Dopo l’appello e la lettera inviata ai ministri competenti da parte di Asgi, Lunaria e Italiani senza cittadinanza e l’attivazione di molte altre realtà della società civile, qualcosa si è mosso. Fra i risultati più importanti ottenuti, sono sicuramente da annoverare la formulazione di un nuovo bando della protezione civile del 20 novembre (OCDPC n. 714 del 20 novembre 2020 – Ulteriori interventi urgenti di protezione civile in relazione all’emergenza relativa al rischio sanitario connesso all’insorgenza di patologie derivanti da agenti virali trasmissibili) e di quello fatto ad hoc dalla Regione Piemonte (Manifestazione d’interesse per reclutare medici ed infermieri extracomunitari). In entrambi i casi, finalmente, si è ottenuta la tanto invocata applicazione della deroga contenuta nell’art. 13 del Decreto “Cura Italia” (vi è, a tale proposito, anche un esempio di corretta redazione da parte della Regione Toscana, per quel che riguarda il bando per il reclutamento di infermieri presso le Aziende ed Enti del Servizio Sanitario Regionale): l’accesso ai bandi è stato dunque aperto ai cittadini stranieri in possesso di un titolo di soggiorno che consente di lavorare. Sono esempi di come una amministrazione pubblica possa redigere in modo corretto, e dunque non discriminatorio, dei bandi pubblici per il personale medico e paramedico in emergenza Covid, semplicemente rispettando le norme di legge già esistenti.

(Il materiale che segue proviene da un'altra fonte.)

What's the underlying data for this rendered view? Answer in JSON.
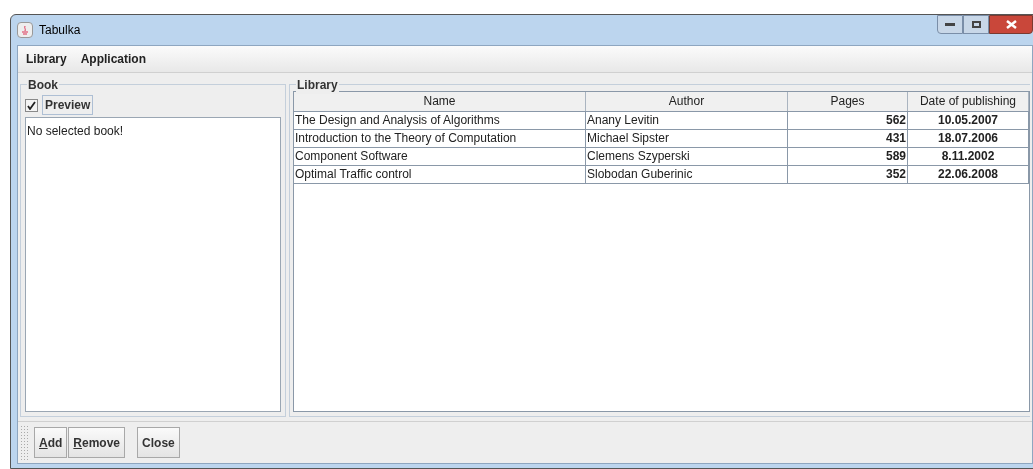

Lunaria, con il supporto delle associazioni che vorranno unirsi, cercherà di mettere in atto una serie di azioni che spingano, nella stessa direzione dell’appello sottoscritto pochi giorni fa, innanzitutto per un immediato intervento con una circolare (o qualcosa di simile) rivolta a tutte le ASL e a tutte le Regioni e che chiarisca e renda uniforme l’obbligo di applicare l’art. 13 del Cura Italia. Non è tollerabile che vi sia un trattamento cosi differenziato fra Regioni e fra le varie Aziende sanitarie. Ugualmente, si continuerà a chiedere alle sedi opportune un intervento affinché venga modificato il DPCM 174/94 e affinché si estendano gli effetti dell’art. 13 anche oltre il periodo di emergenza Covid.
L’esercizio dei diritti, a maggior ragione durante una pandemia, non può aspettare!